In the above example we projected a Person-KNOWS-Person subgraph and used it for training and testing. Much information in the original graph is not used. We might want to utilize more node and relationship types to generate node properties (and link features) and investigate whether it improves link prediction. We can do that by passing in contextNodeLabels and contextRelationshipTypes. We explicitly pass in sourceNodeLabel and targetNodeLabel to specify a narrower set of nodes to be used for training and testing.
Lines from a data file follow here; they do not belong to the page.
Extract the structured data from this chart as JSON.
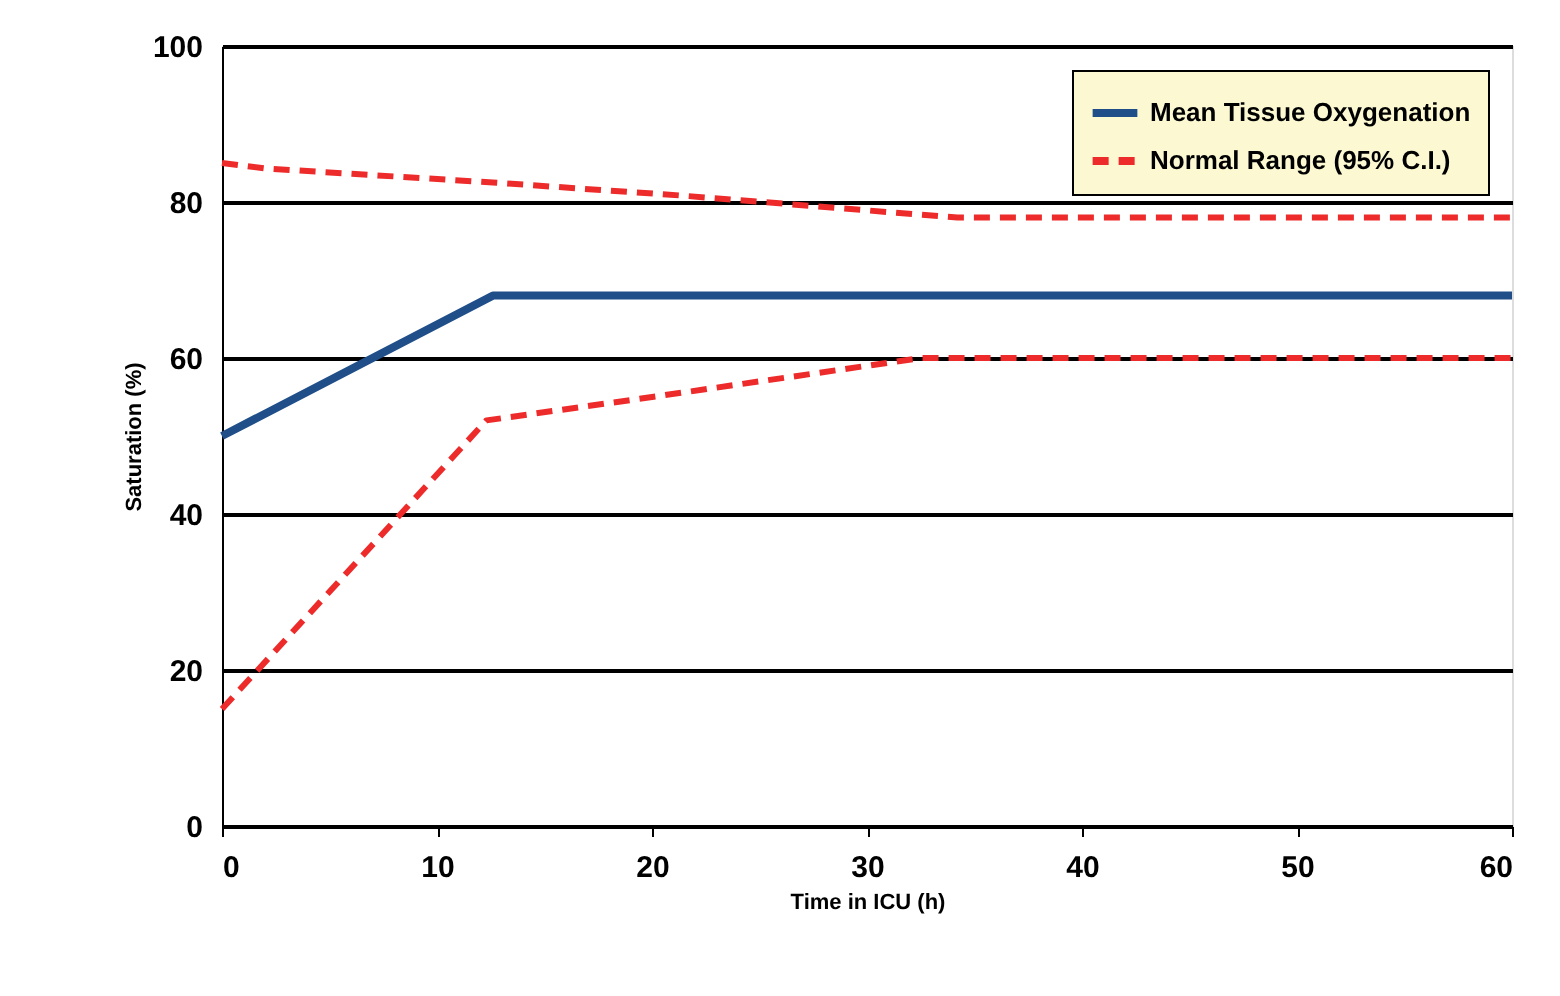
{
  "chart_data": {
    "type": "line",
    "xlabel": "Time in ICU (h)",
    "ylabel": "Saturation (%)",
    "xlim": [
      0,
      60
    ],
    "xticks": [
      0,
      10,
      20,
      30,
      40,
      50,
      60
    ],
    "ylim": [
      0,
      100
    ],
    "yticks": [
      0,
      20,
      40,
      60,
      80,
      100
    ],
    "grid": "y",
    "legend": "top right",
    "marker": "none",
    "series": [
      {
        "name": "Mean Tissue Oxygenation",
        "color": "#1f4e89",
        "line_style": "solid",
        "x": [
          0,
          12.6,
          60
        ],
        "values": [
          50,
          68,
          68
        ]
      },
      {
        "name": "Normal Range (95% C.I.)",
        "color": "#ee2b2b",
        "line_style": "dashed",
        "x": [
          0,
          2,
          12.6,
          21.5,
          34.2,
          60
        ],
        "values": [
          85,
          84.3,
          82.5,
          80.8,
          78,
          78
        ]
      },
      {
        "color": "#ee2b2b",
        "line_style": "dashed",
        "x": [
          0,
          12.3,
          20,
          32.5,
          60
        ],
        "values": [
          15,
          52,
          55,
          60,
          60
        ]
      }
    ]
  }
}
The following statement will project the full graph using a native projection and store it in the graph catalog under the name 'fullGraph'.

CALL gds.graph.project(
  'fullGraph',
  {
    Person: {
      properties: {age: {defaultValue: 1}}
    },
    City: {
      properties: {age: {defaultValue: 1}}
    }
  },
  {
    KNOWS: {
      orientation: 'UNDIRECTED'
    },
    LIVES: {},
    BORN: {}
  }
)

The full graph contains 2 node labels and 3 relationship types. We still train a Person-KNOWS-Person model, but use context information Person-LIVES-City, Person-BORN-City to generate node properties that the model uses in training. Note that we do not require the UNDIRECTED orientation for the context relationship types, as these are excluded from the LinkPrediction training.

First we’ll create a new pipeline.

CALL gds.beta.pipeline.linkPrediction.create('pipe-with-context')

Next we add the nodePropertyStep with context configurations.

CALL gds.beta.pipeline.linkPrediction.addNodeProperty('pipe-with-context', 'fastRP', {
  mutateProperty: 'embedding',
  embeddingDimension: 256,
  randomSeed: 42,
  contextNodeLabels: ['City'],
  contextRelationshipTypes: ['LIVES', 'BORN']
})

Then we add the link feature.

CALL gds.beta.pipeline.linkPrediction.addFeature('pipe-with-context', 'hadamard', {
  nodeProperties: ['embedding', 'age']
})

And then similarly configure the data splits.

CALL gds.beta.pipeline.linkPrediction.configureSplit('pipe-with-context', {
  testFraction: 0.25,
  trainFraction: 0.6,
  validationFolds: 3
})

Then we add an MLP model candidate.

CALL gds.alpha.pipeline.linkPrediction.addMLP('pipe-with-context',
{hiddenLayerSizes: [4, 2], penalty: 1, patience: 2})
The following will train another model using the pipeline with additional context information used in node property step:
CALL gds.beta.pipeline.linkPrediction.train('fullGraph', {
  pipeline: 'pipe-with-context',
  modelName: 'lp-pipeline-model-filtered',
  metrics: ['AUCPR', 'OUT_OF_BAG_ERROR'],
  sourceNodeLabel: 'Person',
  targetNodeLabel: 'Person',
  targetRelationshipType: 'KNOWS',
  randomSeed: 12
}) YIELD modelInfo, modelSelectionStats
RETURN
  modelInfo.bestParameters AS winningModel,
  modelInfo.metrics.AUCPR.train.avg AS avgTrainScore,
  modelInfo.metrics.AUCPR.outerTrain AS outerTrainScore,
  modelInfo.metrics.AUCPR.test AS testScore,
  [cand IN modelSelectionStats.modelCandidates | cand.metrics.AUCPR.validation.avg] AS validationScores
Table 8. Results
winningModel avgTrainScore outerTrainScore testScore validationScores

{batchSize=100, classWeights=[], focusWeight=0.0, hiddenLayerSizes=[4, 2], learningRate=0.001, maxEpochs=100, methodName=MultilayerPerceptron, minEpochs=1, patience=2, penalty=1.0, tolerance=0.001}

0.858465608465608

0.82

0.677777777777778

[0.875]

As we can see, the results are effectively identical. While the train and test score stays the same in this toy example, it is likely that the contextual information will have a greater impact for larger datasets.